We don’t know exactly when Nels Just built his shop, but it was likely in the 1870s. He used it as a blacksmith shop and a place to work on projects out of the weather. His father, Peder Anderson Just, lived in the shop for a little while near the end of his life.
Nels cut the logs using his own sawmill that moved from place to place on a timber allotment in the Blackfoot Mountains a few miles from his homestead. He erected the shop in a low-lying flat spot below his residence, which stood on a low hill. That residence was a cabin, at first, then Nels replaced with a frame house, and finally with a brick home in 1887.
The “low-lying” part about the location was often a headache. Water pooled up around both sides of the shop after rainstorms and the road running on either side of it was often a muddy mess.
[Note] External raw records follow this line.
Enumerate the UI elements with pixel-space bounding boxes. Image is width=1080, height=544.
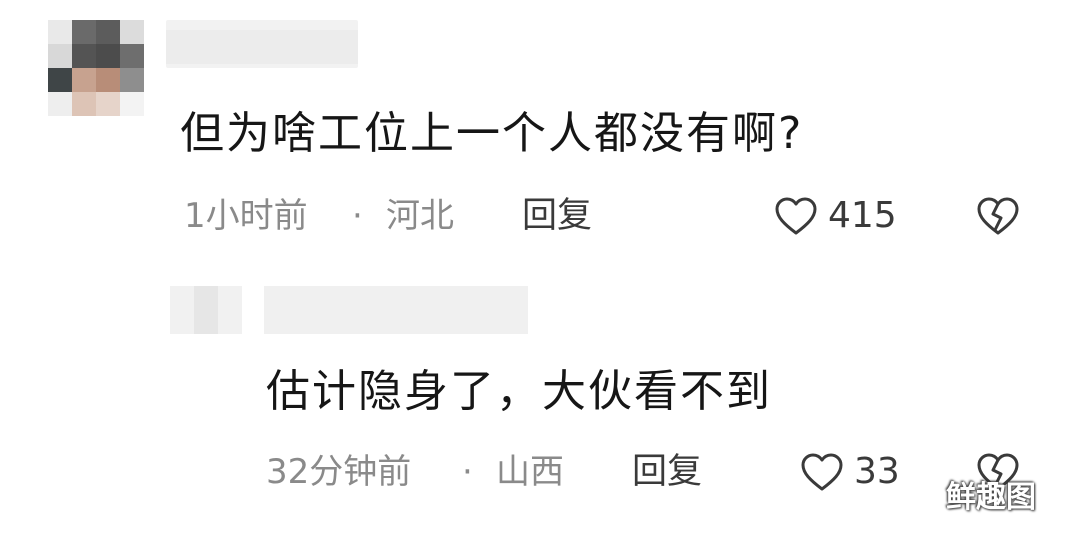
- meta-separator: ·: [462, 452, 473, 492]
- reply-avatar[interactable]: [170, 286, 242, 334]
- reply-button[interactable]: 回复: [522, 194, 592, 238]
- heart-outline-icon[interactable]: [800, 452, 844, 492]
- reply-username-blurred[interactable]: [264, 286, 528, 334]
- username-blurred-inner: [166, 30, 358, 64]
- heart-outline-icon[interactable]: [774, 196, 818, 236]
- avatar[interactable]: [48, 20, 144, 116]
- comment-text: 但为啥工位上一个人都没有啊?: [180, 108, 804, 159]
- reply-text: 估计隐身了，大伙看不到: [266, 366, 772, 417]
- like-count: 415: [828, 195, 897, 236]
- watermark: 鲜趣图: [946, 480, 1036, 515]
- broken-heart-icon[interactable]: [976, 196, 1020, 236]
- reply-time: 32分钟前: [266, 452, 412, 492]
- reply-button[interactable]: 回复: [632, 450, 702, 494]
- meta-separator: ·: [352, 196, 363, 236]
- like-count: 33: [854, 451, 900, 492]
- comment-location: 河北: [386, 196, 454, 236]
- reply-location: 山西: [496, 452, 564, 492]
- comment-time: 1小时前: [184, 196, 308, 236]
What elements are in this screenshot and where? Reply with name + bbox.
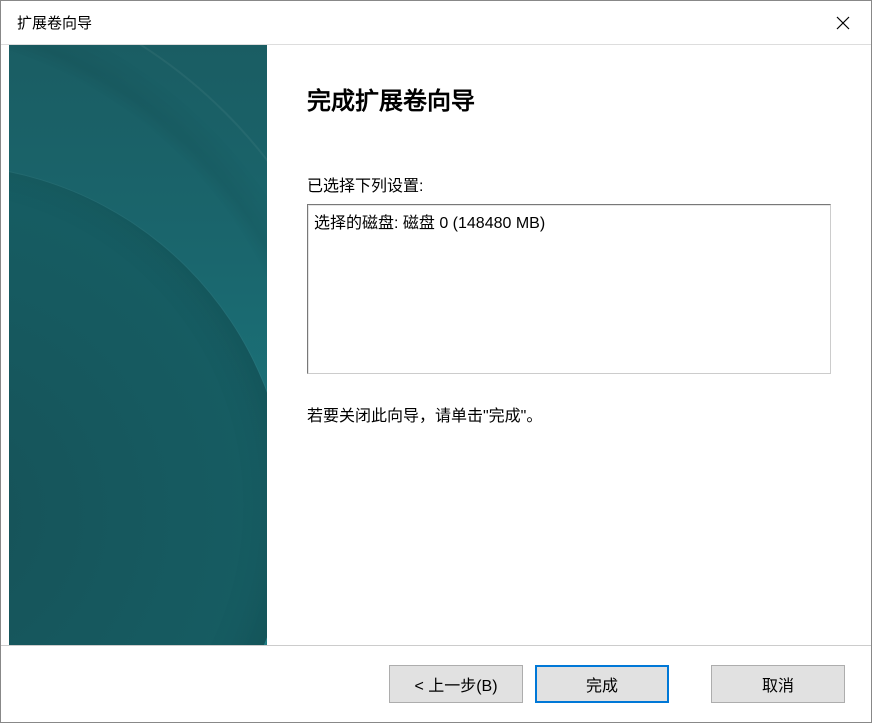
page-heading: 完成扩展卷向导 (307, 81, 831, 116)
settings-box: 选择的磁盘: 磁盘 0 (148480 MB) (307, 204, 831, 374)
window-title: 扩展卷向导 (17, 12, 92, 33)
button-bar: < 上一步(B) 完成 取消 (1, 645, 871, 722)
back-button[interactable]: < 上一步(B) (389, 665, 523, 703)
settings-label: 已选择下列设置: (307, 172, 831, 196)
close-button[interactable] (815, 1, 871, 45)
title-bar: 扩展卷向导 (1, 1, 871, 45)
wizard-side-art (9, 45, 267, 646)
finish-button[interactable]: 完成 (535, 665, 669, 703)
hint-text: 若要关闭此向导，请单击"完成"。 (307, 402, 831, 426)
cancel-button[interactable]: 取消 (711, 665, 845, 703)
close-icon (836, 16, 850, 30)
wizard-content: 完成扩展卷向导 已选择下列设置: 选择的磁盘: 磁盘 0 (148480 MB)… (267, 45, 871, 646)
settings-line: 选择的磁盘: 磁盘 0 (148480 MB) (314, 209, 824, 233)
wizard-body: 完成扩展卷向导 已选择下列设置: 选择的磁盘: 磁盘 0 (148480 MB)… (1, 45, 871, 646)
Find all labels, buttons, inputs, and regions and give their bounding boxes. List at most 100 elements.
Nels’ shop fell out of use over the years as his descendants built more modern structures that better met the needs of ranching and farming operations as tractors and trucks replaced horses and wagons.
In 2003 family members who were operating the ranches in the valley at the time decided to move the shop out of the way of their operations. Using a hydraulic lift on a tractor and plenty of hands to help, they moved the old shop log by log and reassembled it about 75 yards away where it could serve as a shelter for small machines such as ATVs.
The second life of the Nels Just shop lasted 18 years. In 2021, a new generation of farmers and ranchers decided the shop was in the way, again. After considerable debate the board members of the Presto Preservation Association, our family nonprofit, decided to move the shop a hundred yards up the hill and onto a concrete foundation.
On August 14, about a dozen descendants of Nels and Emma Just hand-carried the logs to the new foundation and reassembled the shop there, where it will remain for the foreseeable future. It is now located on PPA property, dedicated to the preservation of family history, where it will be used as a storage site for tents, table, chairs, and other necessities for Just-Reid family reunions.